Das Marmorobjekt Fragments of NOF4 wirkt zunächst weniger wie eine Kunstinstallation als vielmehr wie eine klassische mamorne Sitzbank, die zum Verweilen einlädt und über viele Jahre mit Markierungen übersät wurde. Ein wildes Muster aus Ritzungen und Kratzern überzieht den gesamten vielfarbigen Emperador-Marmor. Einzelne Wörter und Textfragmente bilden eine erste Schicht, die von Bildern und Mustern überlagert wird. Das gesprochene Wort tritt hinter Vorstellungen und Bildern zurück. Jedoch ist die Bank kein historisches Relikt, sondern ein Kunstwerk der jüngsten Vergangenheit von Sannon Bool (*1972 in Comox).

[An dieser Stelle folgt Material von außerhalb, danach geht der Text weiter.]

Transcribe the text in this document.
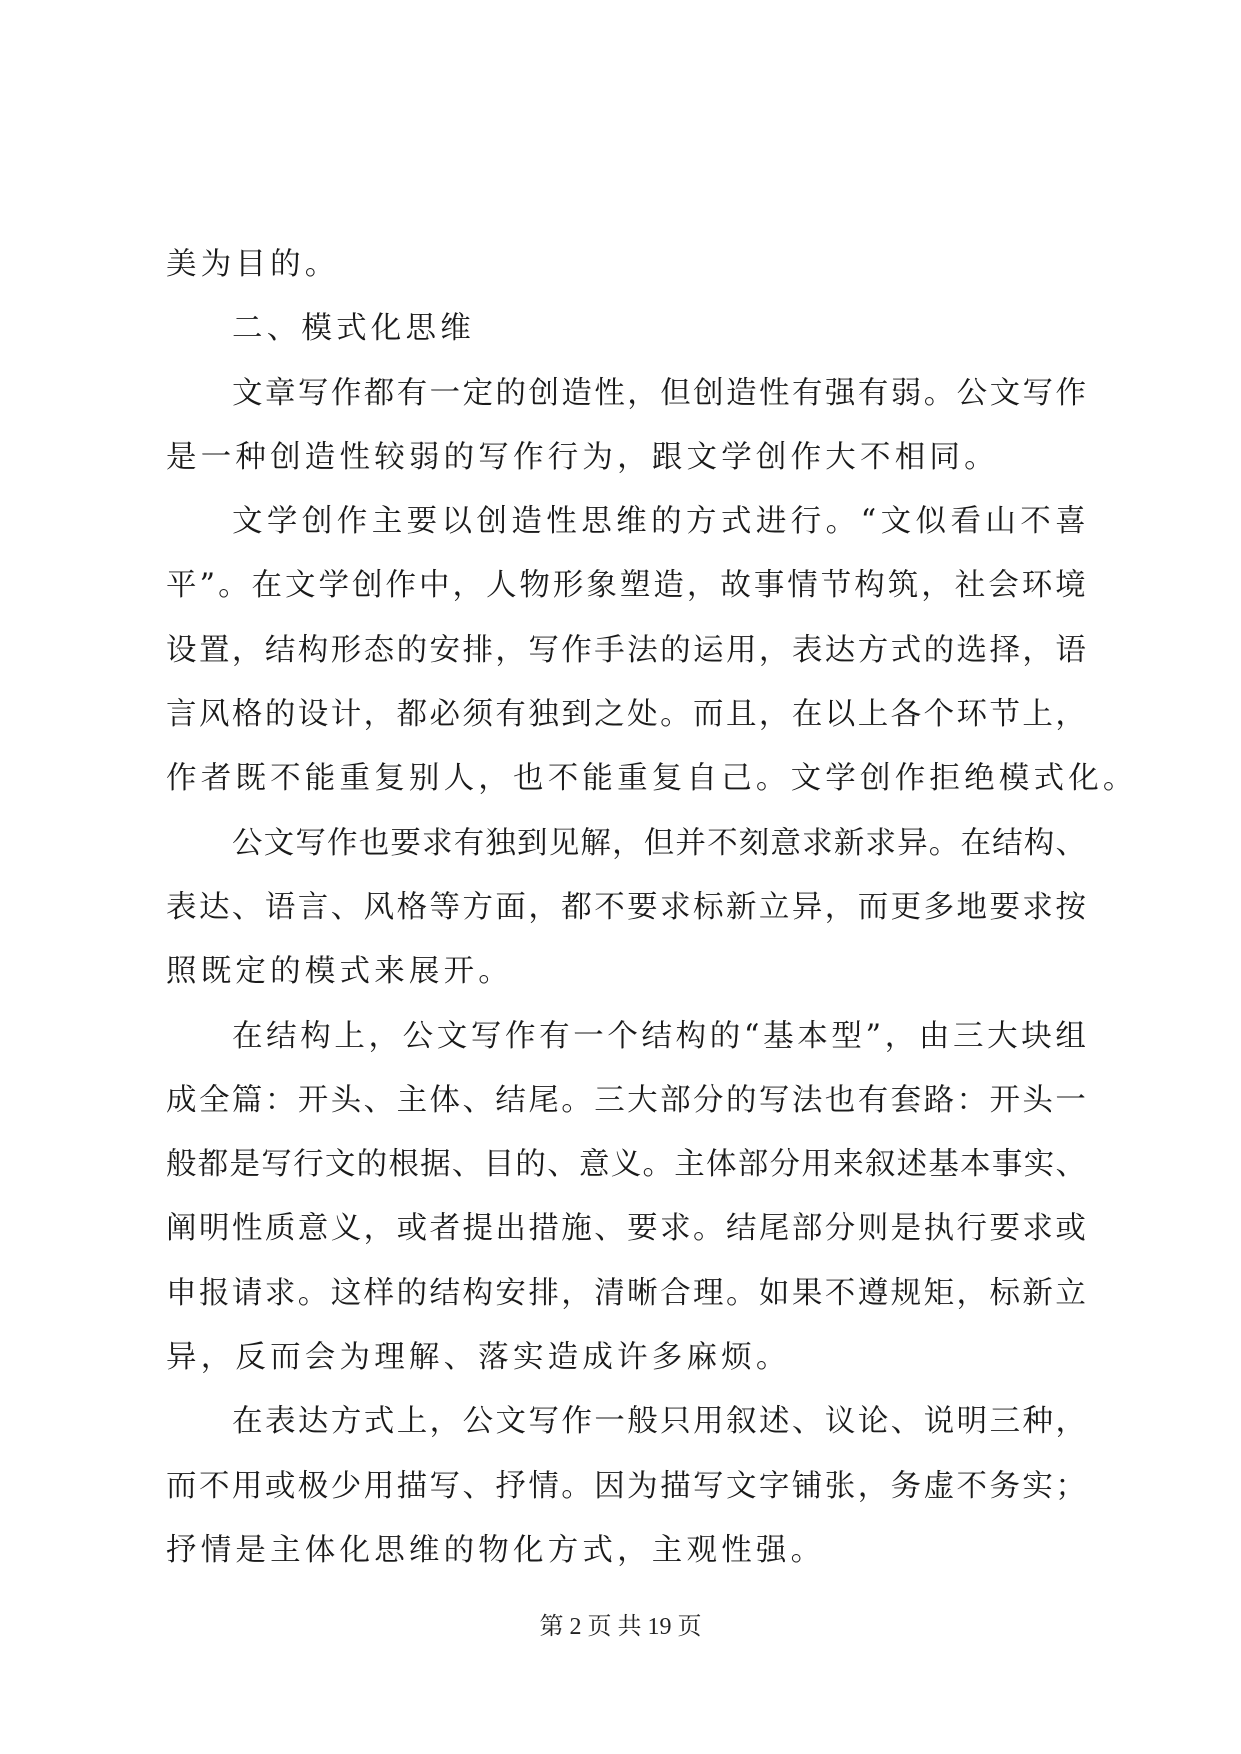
美为目的。
二、模式化思维
文 章 写 作 都 有 一 定 的 创 造 性 ， 但 创 造 性 有 强 有 弱 。 公 文 写 作
是一种创造性较弱的写作行为，跟文学创作大不相同。
文 学 创 作 主 要 以 创 造 性 思 维 的 方 式 进 行 。 “ 文 似 看 山 不 喜
平 ” 。 在 文 学 创 作 中 ， 人 物 形 象 塑 造 ， 故 事 情 节 构 筑 ， 社 会 环 境
设 置 ， 结 构 形 态 的 安 排 ， 写 作 手 法 的 运 用 ， 表 达 方 式 的 选 择 ， 语
言 风 格 的 设 计 ， 都 必 须 有 独 到 之 处 。 而 且 ， 在 以 上 各 个 环 节 上 ，
作者既不能重复别人，也不能重复自己。文学创作拒绝模式化。
公 文 写 作 也 要 求 有 独 到 见 解 ， 但 并 不 刻 意 求 新 求 异 。 在 结 构 、
表 达 、 语 言 、 风 格 等 方 面 ， 都 不 要 求 标 新 立 异 ， 而 更 多 地 要 求 按
照既定的模式来展开。
在 结 构 上 ， 公 文 写 作 有 一 个 结 构 的 “ 基 本 型 ” ， 由 三 大 块 组
成 全 篇 ： 开 头 、 主 体 、 结 尾 。 三 大 部 分 的 写 法 也 有 套 路 ： 开 头 一
般 都 是 写 行 文 的 根 据 、 目 的 、 意 义 。 主 体 部 分 用 来 叙 述 基 本 事 实 、
阐 明 性 质 意 义 ， 或 者 提 出 措 施 、 要 求 。 结 尾 部 分 则 是 执 行 要 求 或
申 报 请 求 。 这 样 的 结 构 安 排 ， 清 晰 合 理 。 如 果 不 遵 规 矩 ， 标 新 立
异，反而会为理解、落实造成许多麻烦。
在 表 达 方 式 上 ， 公 文 写 作 一 般 只 用 叙 述 、 议 论 、 说 明 三 种 ，
而 不 用 或 极 少 用 描 写 、 抒 情 。 因 为 描 写 文 字 铺 张 ， 务 虚 不 务 实 ；
抒情是主体化思维的物化方式，主观性强。
第 2 页 共 19 页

Der Titel weist darauf hin, dass das vermeintlich spontan hineingekratzte Muster nicht willkürlich oder intuitiv entstanden ist, sondern eine konkrete Vorlage hat, nämlich eines der berühmtesten Werke der sogenannten „Outsider Art“, ein 70 Meter langer Fries in der psychiatrischen Anstalt von Volterra (Italien). Der Patient Oreste Fernando Nannetti hat ihn dort zwischen 1959 und 1972 mit seiner Gürtelschnalle gefertigt. „NOF4“ war die Signatur dieses Art Brut-Künstlers, dem schon als Kind jegliche Zurechnungsfähigkeit abgesprochen worden war.
Während Zeichnung gemeinhin als die spontanste und unmittelbarste künstlerische Äußerung gilt, schafft Shannon Bools planvolles Vorgehen eine reizvolle Ambivalenz. Fragments of NOF4 erlaubt physisch greifbaren, aber auf ausgewählte Fragmente beschränkten Zugang zur Gedankenwelt Nannettis und hinterfragt damit zugleich Kategorien wie Kunst, Genie und Wahnsinn.